About the collection

 

An ivory treasure

 

Over a period lasting almost 15 years, Edmond Lecouvie, a Québécois hailing from the Gaspé peninsula, sculpted 42 miniatures boats out of narwhal and walrus ivory in what was to become the only collection of its kind in the world.

 

His undying passion for the sea, coupled with his lifelong devotion to this traditional art form, were what sustained him through the countless hours spent carving, filing, notching and grooving the 42 boats. Each boat illustrates a particular period from the history of navigation, from its origins down to the present day. 

 

 

Edmond Lecouvie: The Man and the Artist (1886-1970)

 

Edmond Lecouvie was born in Gaspé, Québec on November 15, 1886.

 

Lecouvie's introduction to the life of ships and sailing came when he was seven years old.
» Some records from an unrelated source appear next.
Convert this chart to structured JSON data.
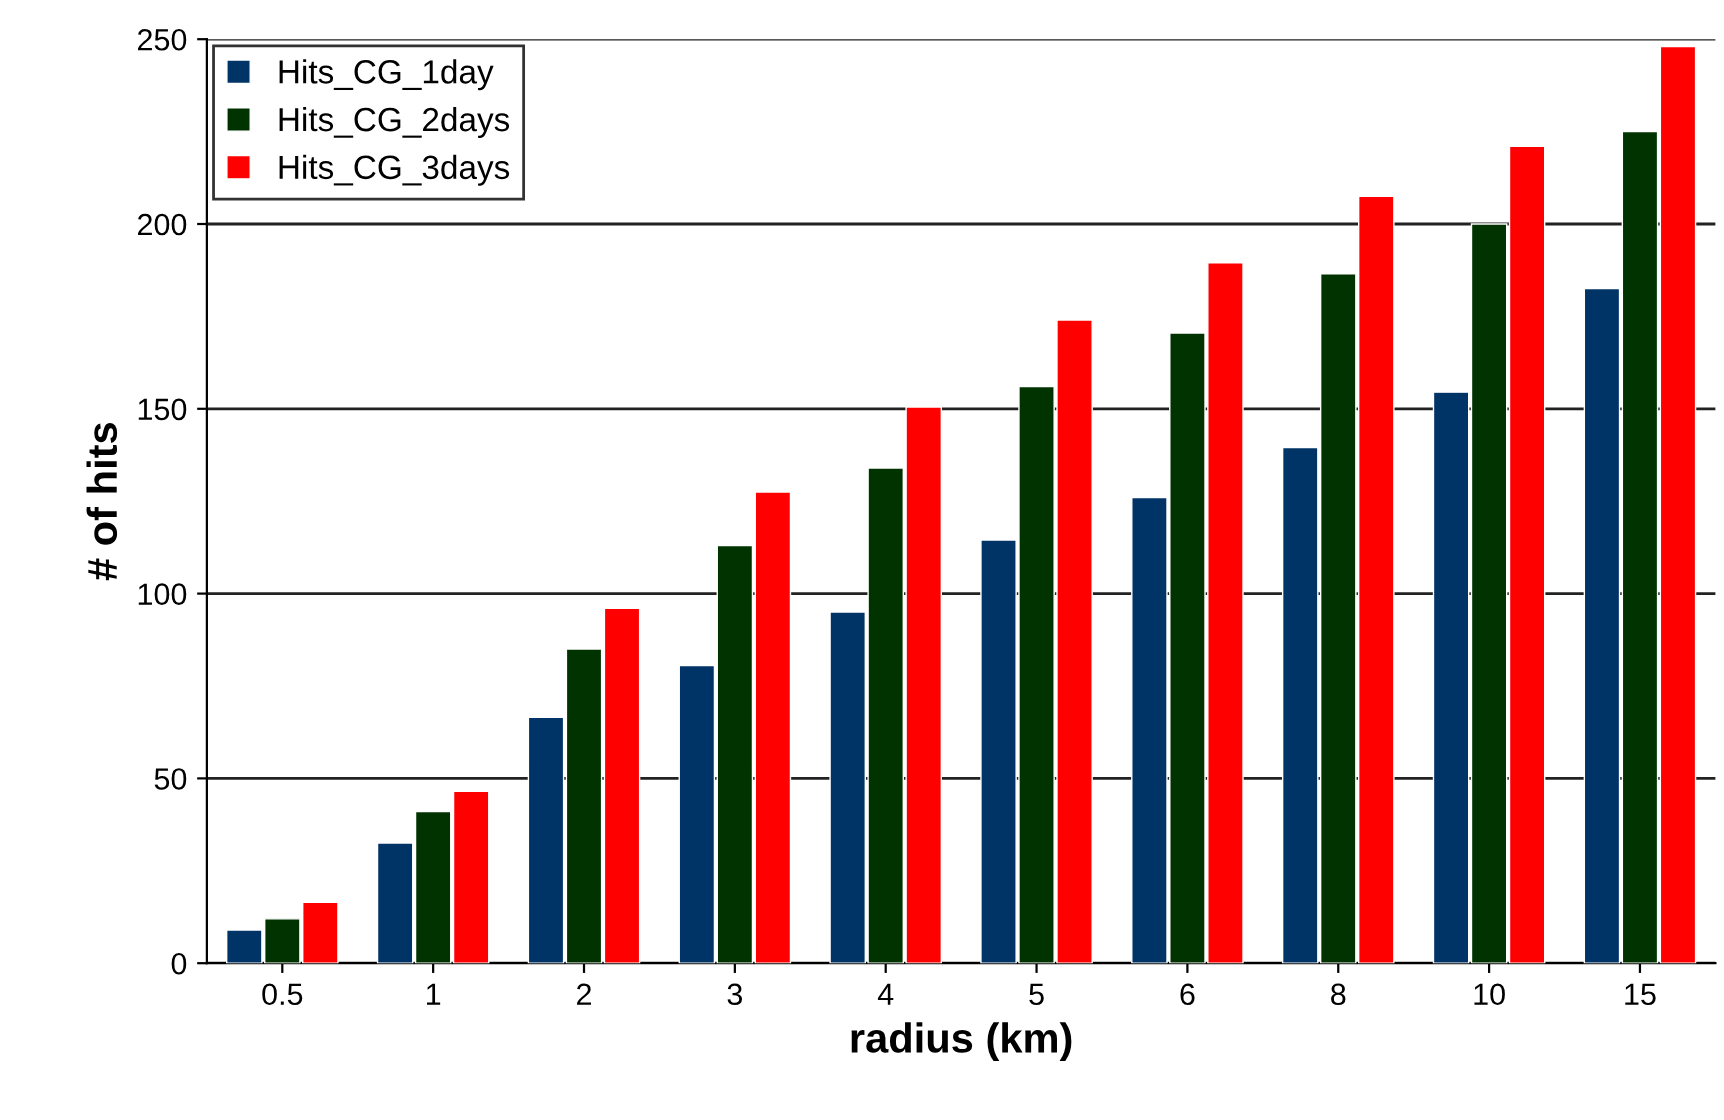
{
  "chart_data": {
    "type": "bar",
    "xlabel": "radius (km)",
    "ylabel": "# of hits",
    "categories": [
      "0.5",
      "1",
      "2",
      "3",
      "4",
      "5",
      "6",
      "8",
      "10",
      "15"
    ],
    "series": [
      {
        "name": "Hits_CG_1day",
        "color": "#003366",
        "values": [
          9,
          32.5,
          66.5,
          80.5,
          95,
          114.5,
          126,
          139.5,
          154.5,
          182.5
        ]
      },
      {
        "name": "Hits_CG_2days",
        "color": "#003300",
        "values": [
          12,
          41,
          85,
          113,
          134,
          156,
          170.5,
          186.5,
          200,
          225
        ]
      },
      {
        "name": "Hits_CG_3days",
        "color": "#ff0000",
        "values": [
          16.5,
          46.5,
          96,
          127.5,
          150.5,
          174,
          189.5,
          207.5,
          221,
          248
        ]
      }
    ],
    "ylim": [
      0,
      250
    ],
    "yticks": [
      0,
      50,
      100,
      150,
      200,
      250
    ],
    "grid": "y",
    "legend": "top left"
  }
}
Even as a child, he regularly accompanied his sea captain father on his voyages throughout the Gulf of St.Lawrence and down the coast of Labrador. Family, friends, the sea and hard work were the sole instructors he was to know.

 

In 1913, he was hired as a member of the Québec City police department. He forgot nothing of his passion for the sea, however. He devoted every free moment he had to model shipbuilding.

 

At all stages of his life, Edmond Lecouvie transformed a whole range of materials - but primarily wood and ivory - into hulls, masts, spars, cannonry, figureheads and the like.

 

A man of skillful, patient hands, Lecouvie made no use of detailed plans or studies, nor did he employ any complicated tools. He relied instead on a rasp and a file, in addition to his sharp sense of observation and remarkable dexterity. His children fondly recall the chair he used to place his rough-hewn pieces on, and the basket he used as an all-purpose tool chest.

 

In his lifetime, Edmond Lecouvie achieved international renown. Several of his works are on exhibit at the British Museum, and Prince Philip, the Duke of Edinburgh, as well as President Franklin D. Roosevelt each acquired one of his wooden boats.

 

Edmond Lecouvie died in Québec City on September 22, 1970.

 

 

The Narwhal and Walrus Ivories

 

Narwhal and walrus ivory was supplied to the artist by Captain Joseph-Elzéar Bernier, who, in 1906, 1908 and 1910, headed three expeditions into various arctic and sub-arctic regions to claim territories that had been previously ceded by Great Britain to Canada. With this new material, Lecouvie embarked upon an adventure that was to last 14 years and which would result in one of the world's most prestigious collections of ivory miniatures.

 

The series of 42 ships represents world navigational history, as interpreted by a sailor and lover of all things nautical. Included in this panorama are such vessels as an Amazonian pirogue, a Viking long ship, a Chinese junk, a galleon, in addition to famous sailing vessels like the frigate Constitution, the warship Henri Grâce à Dieu, and the Bluenose - the Canadian schooner which was several times victor of the Transatlantic Cup.

 

The dimensions of the ships vary between 10 and 35 cm; all ships are entirely made out of ivory (except for the Weymouth which, because of its dimension, required a wood hull).

 

Edmond Lecouvie is, without a doubt, what may be termed an artist-craftsman. His work stands out as the accomplishment of one of those chosen individuals who are able to translate their God-given talents into objects of incomparable beauty.

 

 

A prestigious journey

 

The collection's current owner, Mr. Gaston Déry, has undertaken to preserve and develop this magnificent, one-of-a-kind ivory masterpiece as a means of fostering greater public recognition of the life and life work of this undeservedly little-known artist. 


 
Since its acquisition by Gaston Déry, the collection has traveled through Canada; in addition to several expositions in Québec, Montréal and at the Musée maritime du Québec in l'Islet-sur-mer, it was exposed at the Pavillon du Québec for the International Exposition of 1986 (Vancouver), at the Maritime Museum of Vancouver (1986-1987) and at the Maritime Museum of British Columbia to celebrate their 50th anniversary (Victoria - 2005). The collection was last exposed in Québec City in 2008 to celebrate the 400th anniversary of the city.